Alors qu’il n’appartient pas aux tribunaux de l’ordre judiciaire d’interférer dans les opérations électorales dont le contentieux ressortit au Conseil constitutionnel ; que la Cour d’appel a manifestement outrepassé sa compétence en considérant que le réseau internet pour les candidats de l’élection présidentielle ne constitue pas un matériel électoral soumis au contrôle de la commission nationale de contrôle pour l’élection présidentielle (CNCCEP) ; Qu’en statuant comme elle l’a fait, la cour d’appel a commis un excès de pouvoir en violation de l’article 809 du nouveau code de procédure civile et du principe constitutionnel de la séparation des autorités et des juridictions résultant de l’article 59 de la Constitution.

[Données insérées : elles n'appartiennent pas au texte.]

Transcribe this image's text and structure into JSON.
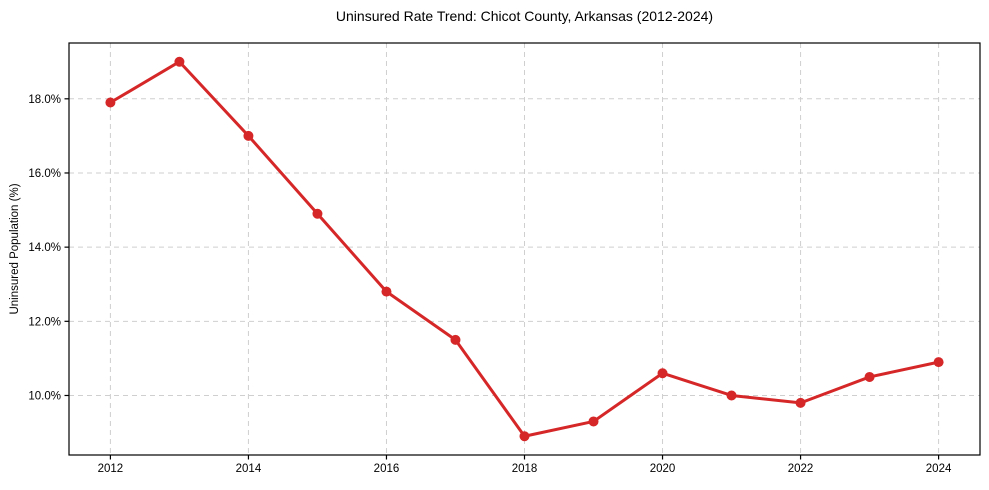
{
  "chart_data": {
    "type": "line",
    "title": "Uninsured Rate Trend: Chicot County, Arkansas (2012-2024)",
    "xlabel": "",
    "ylabel": "Uninsured Population (%)",
    "x": [
      2012,
      2013,
      2014,
      2015,
      2016,
      2017,
      2018,
      2019,
      2020,
      2021,
      2022,
      2023,
      2024
    ],
    "values": [
      17.9,
      19.0,
      17.0,
      14.9,
      12.8,
      11.5,
      8.9,
      9.3,
      10.6,
      10.0,
      9.8,
      10.5,
      10.9
    ],
    "xticks": [
      2012,
      2014,
      2016,
      2018,
      2020,
      2022,
      2024
    ],
    "xtick_labels": [
      "2012",
      "2014",
      "2016",
      "2018",
      "2020",
      "2022",
      "2024"
    ],
    "yticks": [
      10,
      12,
      14,
      16,
      18
    ],
    "ytick_labels": [
      "10.0%",
      "12.0%",
      "14.0%",
      "16.0%",
      "18.0%"
    ],
    "xlim": [
      2011.4,
      2024.6
    ],
    "ylim": [
      8.395,
      19.505
    ],
    "grid": true,
    "legend_position": "none",
    "line_color": "#d62728",
    "grid_color": "#cfcfcf",
    "marker": "circle"
  }
}
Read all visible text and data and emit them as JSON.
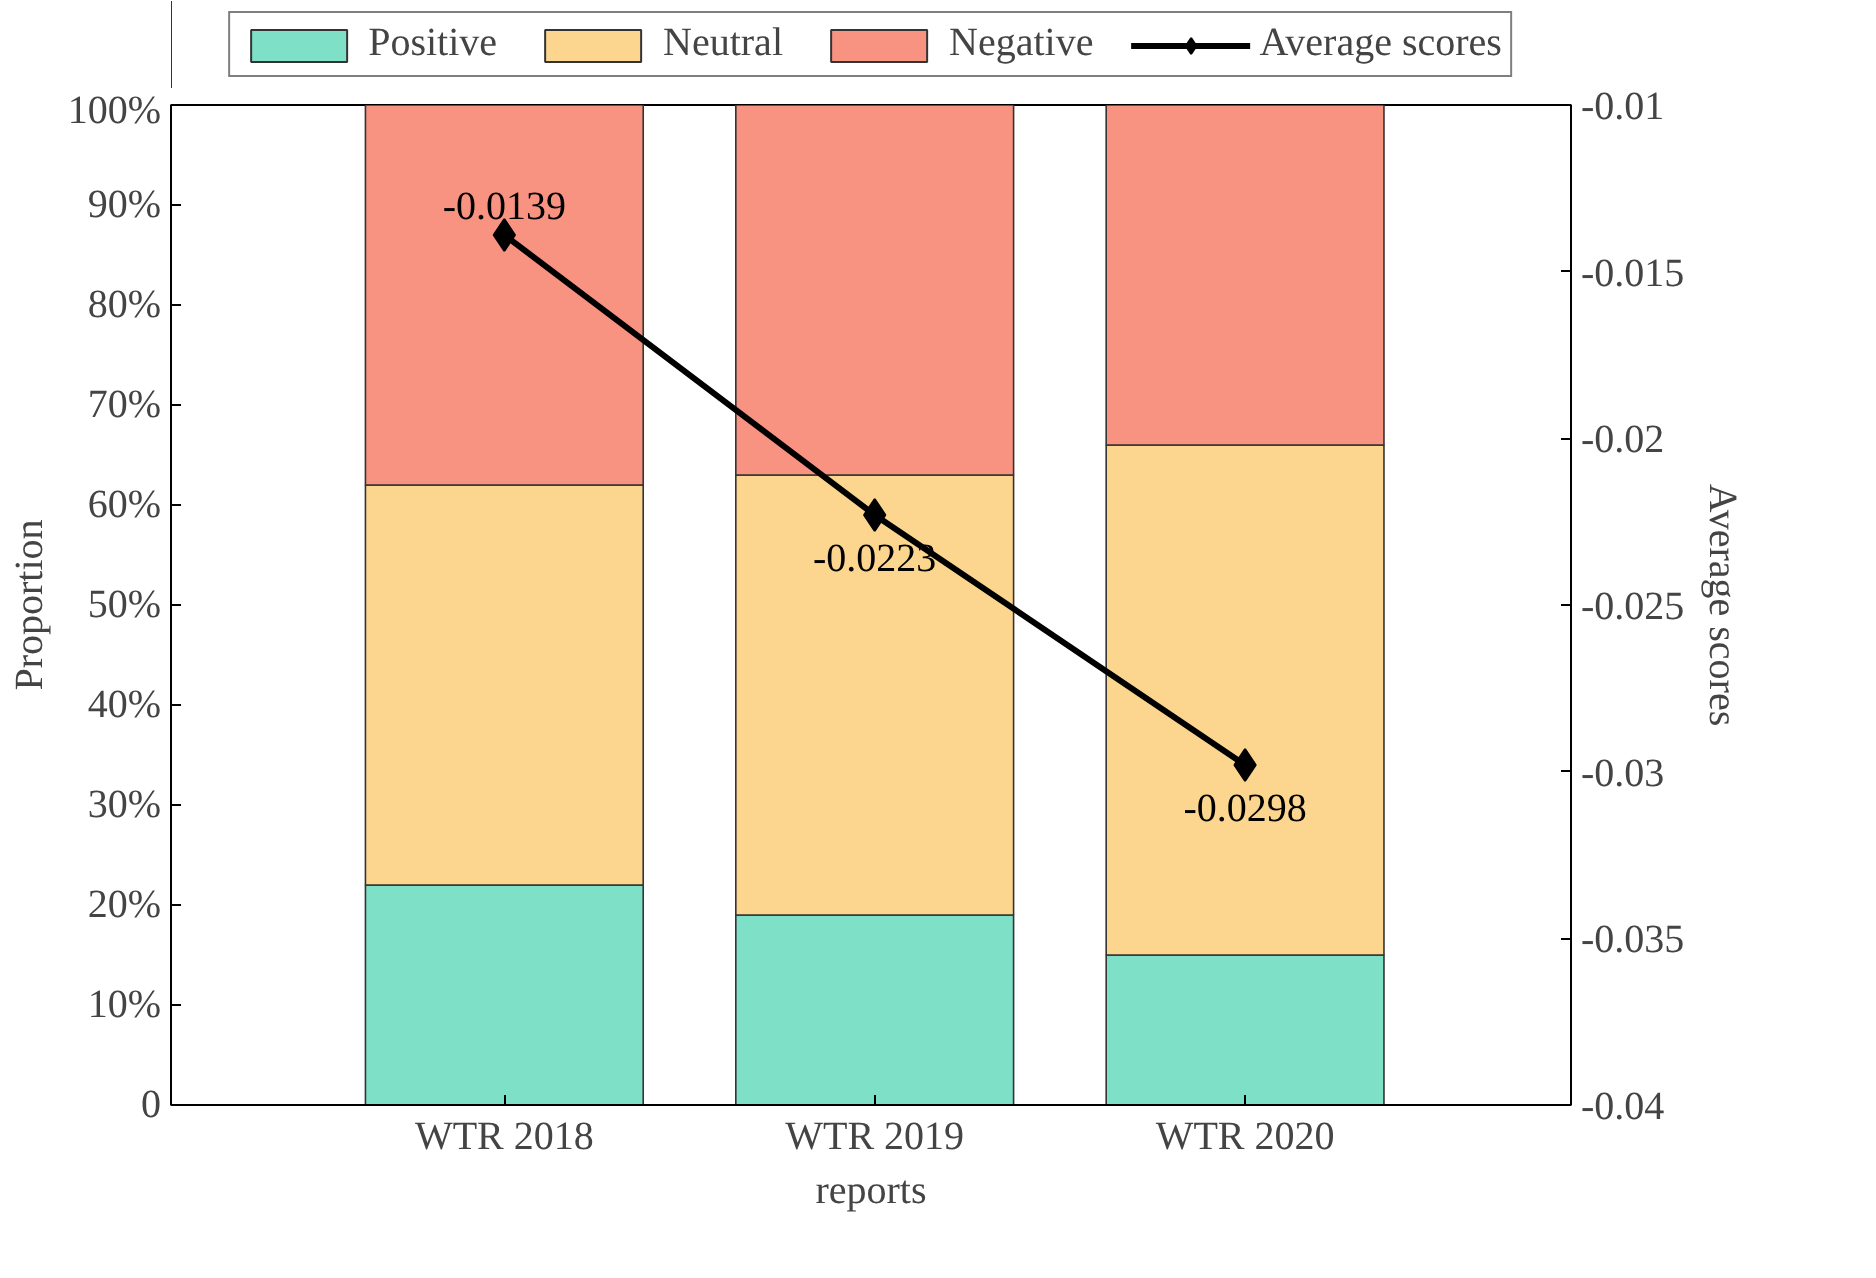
{
  "chart_data": {
    "type": "bar",
    "stacked": true,
    "xlabel": "reports",
    "ylabel": "Proportion",
    "y2label": "Average scores",
    "categories": [
      "WTR 2018",
      "WTR 2019",
      "WTR 2020"
    ],
    "series": [
      {
        "name": "Positive",
        "color": "#7fe0c8",
        "values": [
          22,
          19,
          15
        ]
      },
      {
        "name": "Neutral",
        "color": "#fcd68f",
        "values": [
          40,
          44,
          51
        ]
      },
      {
        "name": "Negative",
        "color": "#f99381",
        "values": [
          38,
          37,
          34
        ]
      },
      {
        "name": "Average scores",
        "type": "line",
        "axis": "y2",
        "color": "#000000",
        "marker": "diamond",
        "values": [
          -0.0139,
          -0.0223,
          -0.0298
        ],
        "value_labels": [
          "-0.0139",
          "-0.0223",
          "-0.0298"
        ]
      }
    ],
    "ylim": [
      0,
      100
    ],
    "yticks": [
      {
        "value": 0,
        "label": "0"
      },
      {
        "value": 10,
        "label": "10%"
      },
      {
        "value": 20,
        "label": "20%"
      },
      {
        "value": 30,
        "label": "30%"
      },
      {
        "value": 40,
        "label": "40%"
      },
      {
        "value": 50,
        "label": "50%"
      },
      {
        "value": 60,
        "label": "60%"
      },
      {
        "value": 70,
        "label": "70%"
      },
      {
        "value": 80,
        "label": "80%"
      },
      {
        "value": 90,
        "label": "90%"
      },
      {
        "value": 100,
        "label": "100%"
      }
    ],
    "y2lim": [
      -0.04,
      -0.01
    ],
    "y2ticks": [
      -0.04,
      -0.035,
      -0.03,
      -0.025,
      -0.02,
      -0.015,
      -0.01
    ],
    "grid": false,
    "legend": "top"
  }
}
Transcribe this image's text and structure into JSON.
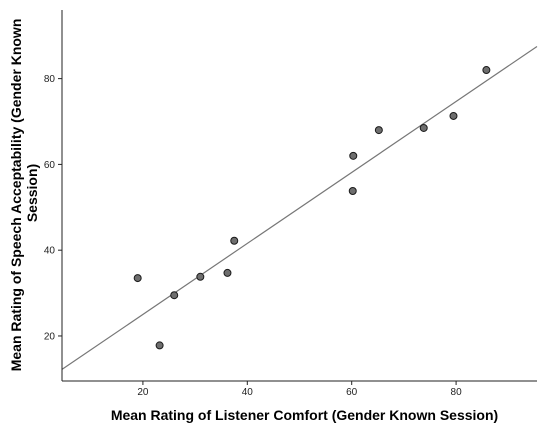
{
  "chart_data": {
    "type": "scatter",
    "title": "",
    "xlabel": "Mean Rating of Listener Comfort (Gender Known Session)",
    "ylabel": "Mean Rating of Speech Acceptability (Gender Known Session)",
    "ylabel_lines": [
      "Mean Rating of Speech Acceptability (Gender Known",
      "Session)"
    ],
    "xlim": [
      4.5,
      95.5
    ],
    "ylim": [
      9.5,
      96
    ],
    "x_ticks": [
      20,
      40,
      60,
      80
    ],
    "y_ticks": [
      20,
      40,
      60,
      80
    ],
    "grid": false,
    "points": [
      {
        "x": 19.0,
        "y": 33.5
      },
      {
        "x": 23.2,
        "y": 17.8
      },
      {
        "x": 26.0,
        "y": 29.5
      },
      {
        "x": 31.0,
        "y": 33.8
      },
      {
        "x": 36.2,
        "y": 34.7
      },
      {
        "x": 37.5,
        "y": 42.2
      },
      {
        "x": 60.2,
        "y": 53.8
      },
      {
        "x": 60.3,
        "y": 62.0
      },
      {
        "x": 65.2,
        "y": 68.0
      },
      {
        "x": 73.8,
        "y": 68.5
      },
      {
        "x": 79.5,
        "y": 71.3
      },
      {
        "x": 85.8,
        "y": 82.0
      }
    ],
    "fit_line": {
      "x": [
        4.5,
        95.5
      ],
      "y": [
        12.2,
        87.5
      ]
    },
    "colors": {
      "point_fill": "#6e6e6e",
      "point_stroke": "#1a1a1a",
      "line": "#777777",
      "axis": "#222222"
    }
  }
}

La Cour : M. Bargue (président), M. Falcone (conseiller rapporteur),
M. Pluyette (conseiller doyen), M. Gueudet, Mme Pascal M. Rivière,
Mmes Monéger, Bignon, M. Chaillou (conseillers), Mmes Chardonnet,
Trapero, lngall-Montanier, Vassallo, Gorce (conseillers référendaires),
M. Pagès (avocat général),
Avocats : Me Ricard, SCP Piwnica et Molinié.